The mother had been bleeding internally from the debris she'd been trapped under when a fifteen-story apartment building had collapsed in on itself. Alan had managed to squeeze into the remnants of her first-floor apartment when he'd heard her faint cries for help as he'd passed by on his way to join his brothers near the western end of the crumbled structure.
"I'm checking it out," he'd advised via wristcom.
"I'll come spot you," Gordon had replied.
But Alan, impetuous, impatient and impossibly certain of his own indestructibility, had started pulling large chunks of concrete away as fast as he could, gotten into the two-by-three-foot space, and had promptly been cut off from the outside world when the fallen floors had shifted. He'd found himself trapped with a very pregnant and half-crushed woman in the throes of labor.
He'd had to move a slab of wood from her shattered shins to get her legs parted. She'd screamed...screamed at him to do whatever it took to get her baby out alive.
Every one of her inhalations had been laced with the gurgling sound of blood in her lungs. Every push had sent blood shooting from her nose and mouth. But three pushes later, the little boy had come into the world, quickly taking his first breath even as his mother took her last.
The child was very nearly bald until you looked closer to find a peach-fuzz of almost white hair covering his little head. When the baby's right arm started flailing, Alan held his hand out palm-up to catch it so it wouldn't bend back too far. As soon as the back of the infant's hand touched his the boy stilled, Alan cupping the tiny hand protectively.
"I've got a baby in here, go carefully when you remove debris!" he announced, knowing his watch was still transmitting.
"FAB, we'll be with you in about five minutes," Scott replied.
Alan unzipped his flight suit and pulled the infant to his chest, cradling his head and zipping the suit back up to the baby's neck to keep him warm.
He had known the mother wouldn't make it...the pool of blood she was lying in, the massive amounts of it coming from her mouth and nose...but it wasn't until he'd looked back up to ask her if she had a name for the child that the finality of it all hit him.
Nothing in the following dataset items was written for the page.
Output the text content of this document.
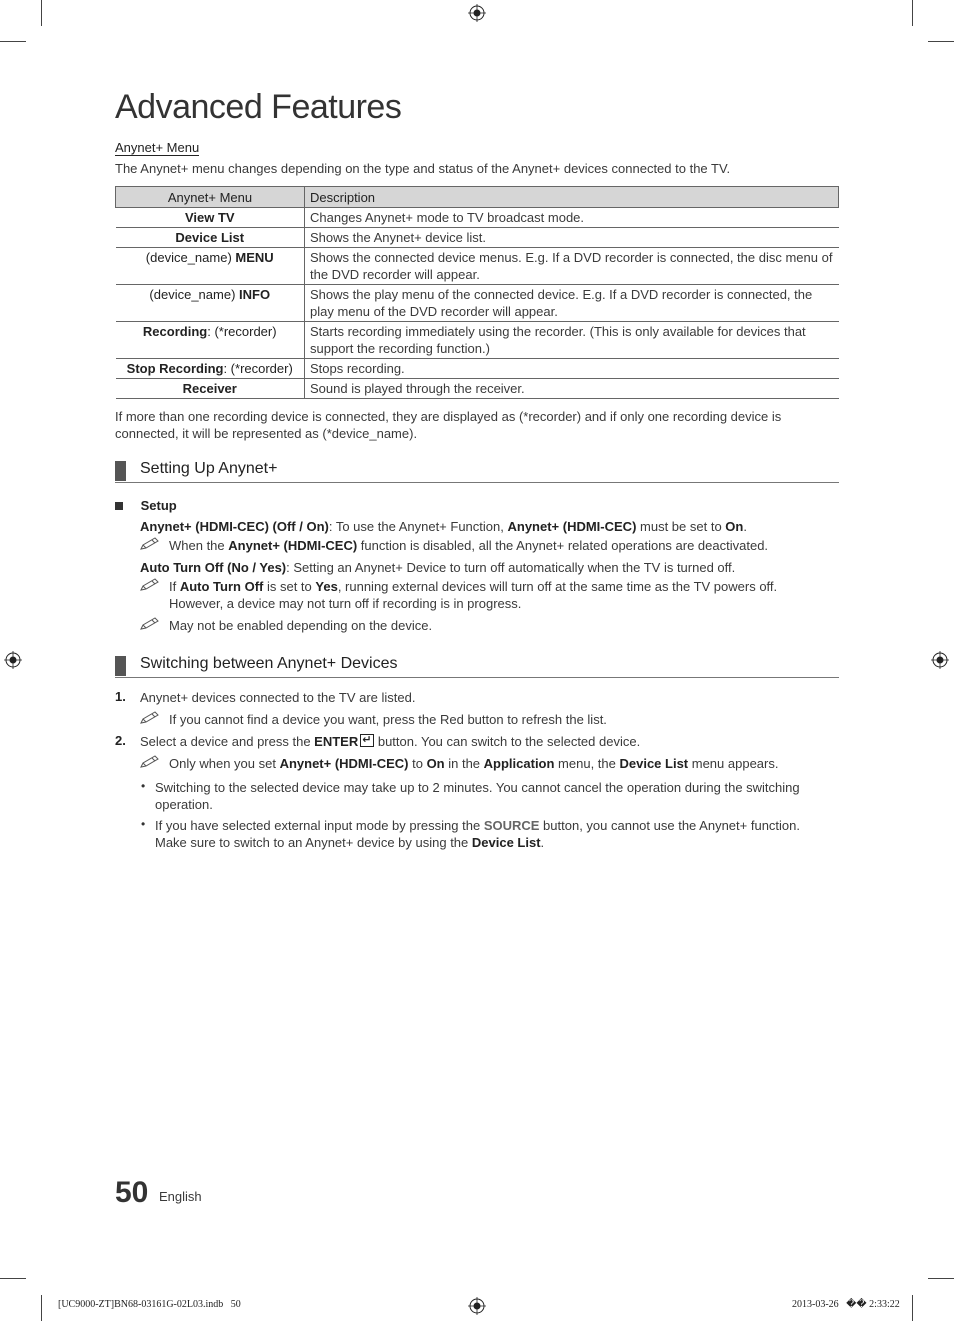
Advanced Features
Anynet+ Menu
The Anynet+ menu changes depending on the type and status of the Anynet+ devices connected to the TV.
Anynet+ Menu	Description
View TV	Changes Anynet+ mode to TV broadcast mode.
Device List	Shows the Anynet+ device list.
(device_name) MENU	Shows the connected device menus. E.g. If a DVD recorder is connected, the disc menu of the DVD recorder will appear.
(device_name) INFO	Shows the play menu of the connected device. E.g. If a DVD recorder is connected, the play menu of the DVD recorder will appear.
Recording: (*recorder)	Starts recording immediately using the recorder. (This is only available for devices that support the recording function.)
Stop Recording: (*recorder)	Stops recording.
Receiver	Sound is played through the receiver.
If more than one recording device is connected, they are displayed as (*recorder) and if only one recording device is connected, it will be represented as (*device_name).
Setting Up Anynet+
Setup
Anynet+ (HDMI-CEC) (Off / On): To use the Anynet+ Function, Anynet+ (HDMI-CEC) must be set to On.
When the Anynet+ (HDMI-CEC) function is disabled, all the Anynet+ related operations are deactivated.
Auto Turn Off (No / Yes): Setting an Anynet+ Device to turn off automatically when the TV is turned off.
If Auto Turn Off is set to Yes, running external devices will turn off at the same time as the TV powers off.
However, a device may not turn off if recording is in progress.
May not be enabled depending on the device.
Switching between Anynet+ Devices
1. Anynet+ devices connected to the TV are listed.
If you cannot find a device you want, press the Red button to refresh the list.
2. Select a device and press the ENTER↵ button. You can switch to the selected device.
Only when you set Anynet+ (HDMI-CEC) to On in the Application menu, the Device List menu appears.
• Switching to the selected device may take up to 2 minutes. You cannot cancel the operation during the switching
operation.
• If you have selected external input mode by pressing the SOURCE button, you cannot use the Anynet+ function.
Make sure to switch to an Anynet+ device by using the Device List.
50 English
[UC9000-ZT]BN68-03161G-02L03.indb   50	2013-03-26   �� 2:33:22
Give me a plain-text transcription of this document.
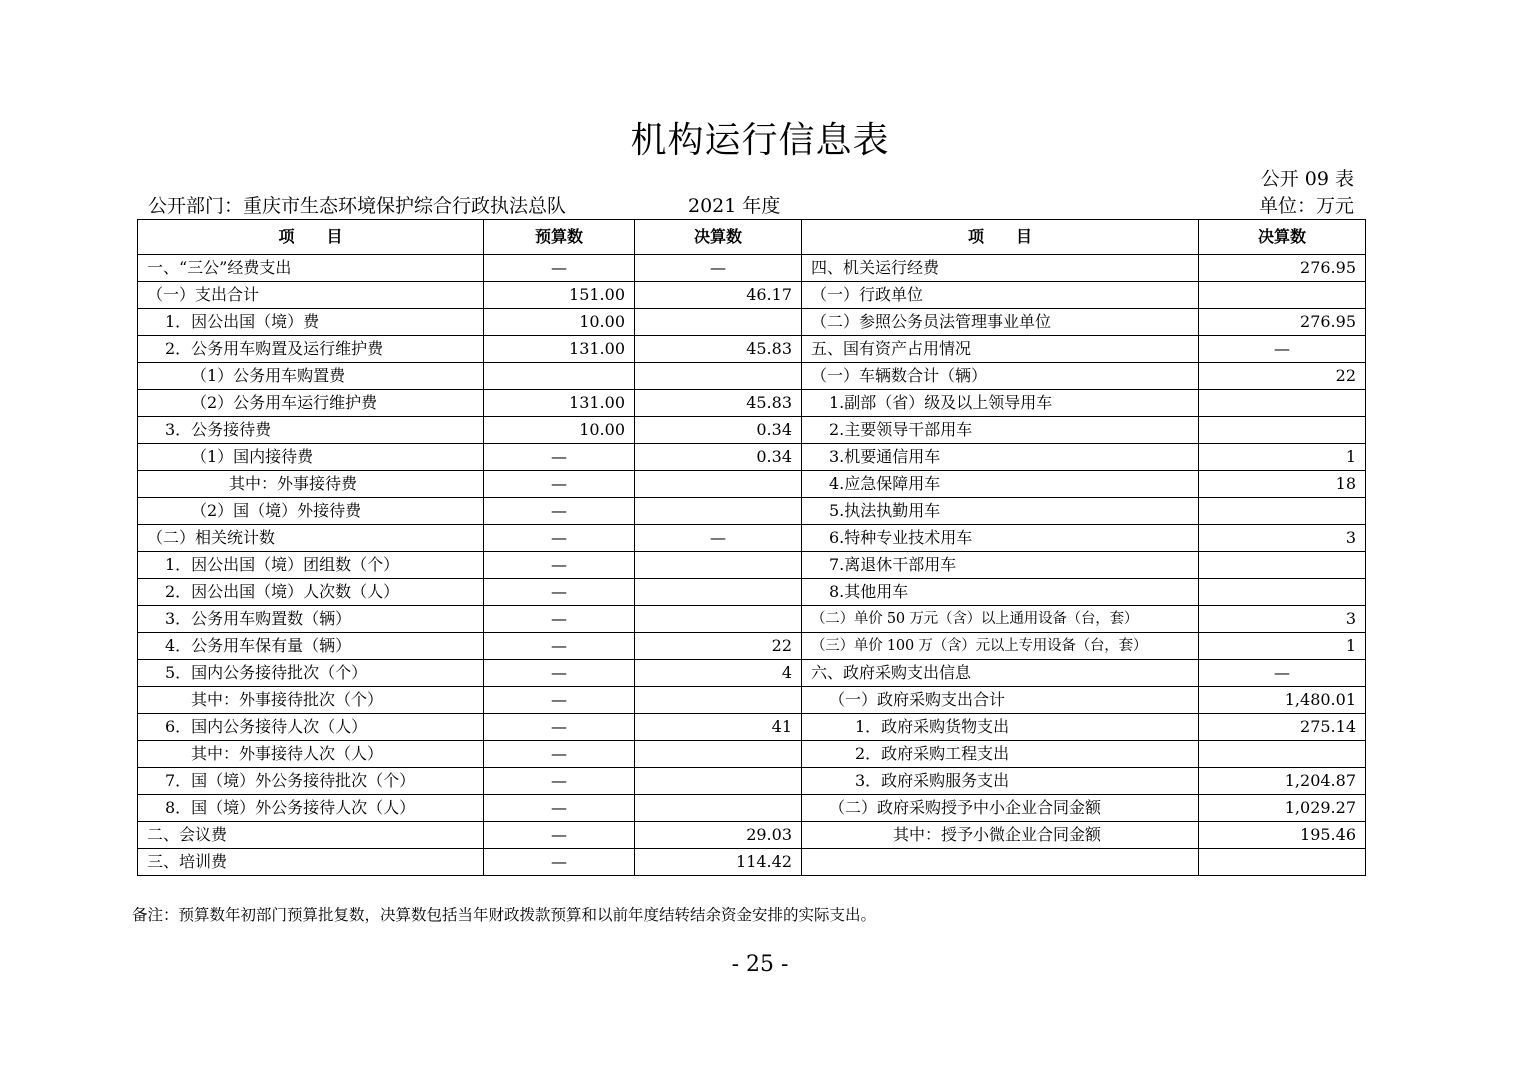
机构运行信息表
公开 09 表
公开部门：重庆市生态环境保护综合行政执法总队	2021 年度	单位：万元
项　　目	预算数	决算数	项　　目	决算数
一、“三公”经费支出	—	—	四、机关运行经费	276.95
（一）支出合计	151.00	46.17	（一）行政单位	
1．因公出国（境）费	10.00		（二）参照公务员法管理事业单位	276.95
2．公务用车购置及运行维护费	131.00	45.83	五、国有资产占用情况	—
（1）公务用车购置费			（一）车辆数合计（辆）	22
（2）公务用车运行维护费	131.00	45.83	1.副部（省）级及以上领导用车	
3．公务接待费	10.00	0.34	2.主要领导干部用车	
（1）国内接待费	—	0.34	3.机要通信用车	1
其中：外事接待费	—		4.应急保障用车	18
（2）国（境）外接待费	—		5.执法执勤用车	
（二）相关统计数	—	—	6.特种专业技术用车	3
1．因公出国（境）团组数（个）	—		7.离退休干部用车	
2．因公出国（境）人次数（人）	—		8.其他用车	
3．公务用车购置数（辆）	—		（二）单价 50 万元（含）以上通用设备（台，套）	3
4．公务用车保有量（辆）	—	22	（三）单价 100 万（含）元以上专用设备（台，套）	1
5．国内公务接待批次（个）	—	4	六、政府采购支出信息	—
其中：外事接待批次（个）	—		（一）政府采购支出合计	1,480.01
6．国内公务接待人次（人）	—	41	1．政府采购货物支出	275.14
其中：外事接待人次（人）	—		2．政府采购工程支出	
7．国（境）外公务接待批次（个）	—		3．政府采购服务支出	1,204.87
8．国（境）外公务接待人次（人）	—		（二）政府采购授予中小企业合同金额	1,029.27
二、会议费	—	29.03	其中：授予小微企业合同金额	195.46
三、培训费	—	114.42		
备注：预算数年初部门预算批复数，决算数包括当年财政拨款预算和以前年度结转结余资金安排的实际支出。
- 25 -
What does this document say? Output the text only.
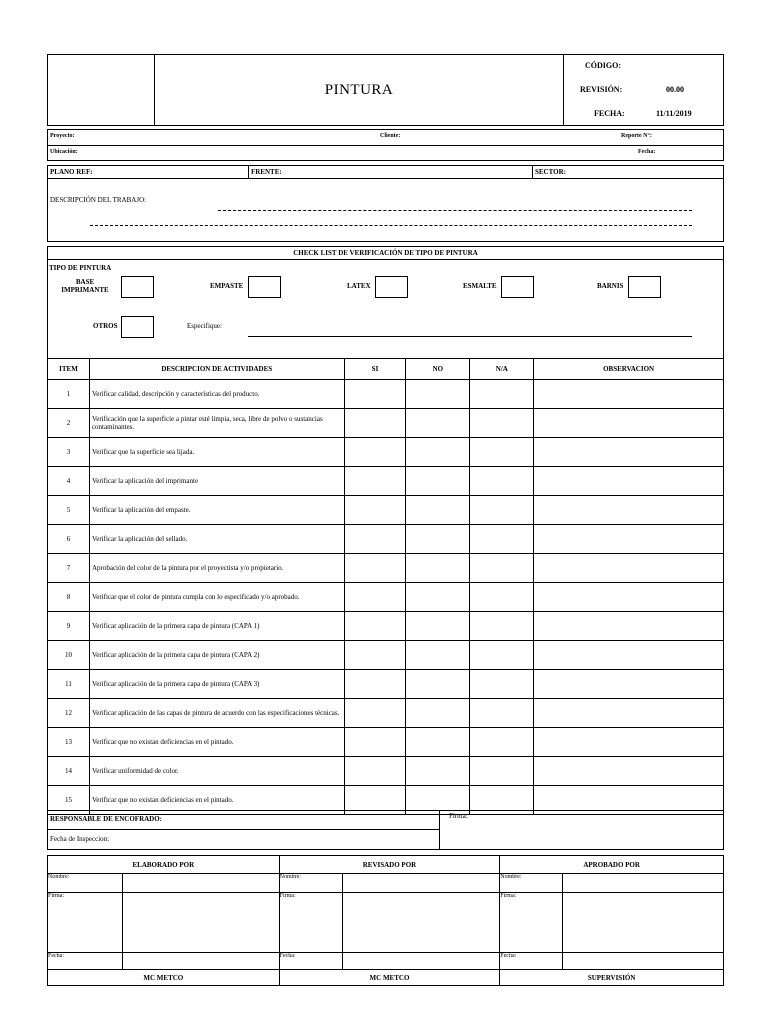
PINTURA
CÓDIGO:
REVISIÓN:	00.00
FECHA:	11/11/2019
Proyecto:	Cliente:	Reporte N°:
Ubicación:	Fecha:
PLANO REF:	FRENTE:	SECTOR:
DESCRIPCIÓN DEL TRABAJO:
CHECK LIST DE VERIFICACIÓN DE TIPO DE PINTURA
TIPO DE PINTURA
BASE
IMPRIMANTE	EMPASTE	LATEX	ESMALTE	BARNIS
OTROS	Especifique:
ITEM	DESCRIPCION DE ACTIVIDADES	SI	NO	N/A	OBSERVACION
1	Verificar calidad, descripción y características del producto.				
2	Verificación que la superficie a pintar esté limpia, seca, libre de polvo o sustancias contaminantes.				
3	Verificar que la superficie sea lijada.				
4	Verificar la aplicación del imprimante				
5	Verificar la aplicación del empaste.				
6	Verificar la aplicación del sellado.				
7	Aprobación del color de la pintura por el proyectista y/o propietario.				
8	Verificar que el color de pintura cumpla con lo especificado y/o aprobado.				
9	Verificar aplicación de la primera capa de pintura (CAPA 1)				
10	Verificar aplicación de la primera capa de pintura (CAPA 2)				
11	Verificar aplicación de la primera capa de pintura (CAPA 3)				
12	Verificar aplicación de las capas de pintura de acuerdo con las especificaciones técnicas.				
13	Verificar que no existan deficiencias en el pintado.				
14	Verificar uniformidad de color.				
15	Verificar que no existan deficiencias en el pintado.				
RESPONSABLE DE ENCOFRADO:	Firma:
Fecha de Inspeccion:
ELABORADO POR		REVISADO POR		APROBADO POR	
Nombre:		Nombre:		Nombre:	
Firma:		Firma:		Firma:	
Fecha:		Fecha:		Fecha:	
MC METCO		MC METCO		SUPERVISIÓN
Her eyes were wide open. Her jaw was wide open. Her chest wasn't moving. She'd lasted just long enough for the boy to be born, and not a second longer.
The infant squirmed against Alan's chest as the scenario brought to mind all the times Scott had told him the story of his own birth. In the aftermath of the car accident that had killed their mother, Lucille Tracy had gone into labor leaving nine-year old Scott to deliver the newborn even as his mom slowly died right before his eyes.
Just like Alan had delivered this little man as his mother had been dying.
He closed his eyes, one large hand covering the infant's back through the fabric of his flight suit. He heard the scraping and digging sounds that told him his brothers were nearly there, at which point the newborn would be whisked away to an ambulance, and Alan would never see him again.
The baby settled, his cheek against the neckline of Alan's white tee shirt. Bending his head forward, Alan placed a soft kiss atop the little head. "Don't worry," he whispered. "You never knew her...so you won't miss her."
A large chunk of concrete was loudly pulled away from the hole Alan had initially come through. He turned to look, and there was Scott's face. "You all right?"
Alan nodded as Scott wiggled through the hole and landed on the floor next to him.
His big brother looked at him. Looked at the baby. Looked down at the mother. Looked back up at Alan. They held each other's eyes for seconds that seemed like hours, then Scott stepped back and gestured toward the hole, where Virgil was waiting. "You take him," Scott said quietly. "He's your delivery."
"Thanks," Alan replied. He rested his lips against the baby's head for half a second, then whispered, "It's gonna be okay now, little guy."
Alan didn't see, as the mobile winch eased him and his precious cargo up and out of the hole, the look of sheer pride on the face of the man who had brought him into the world.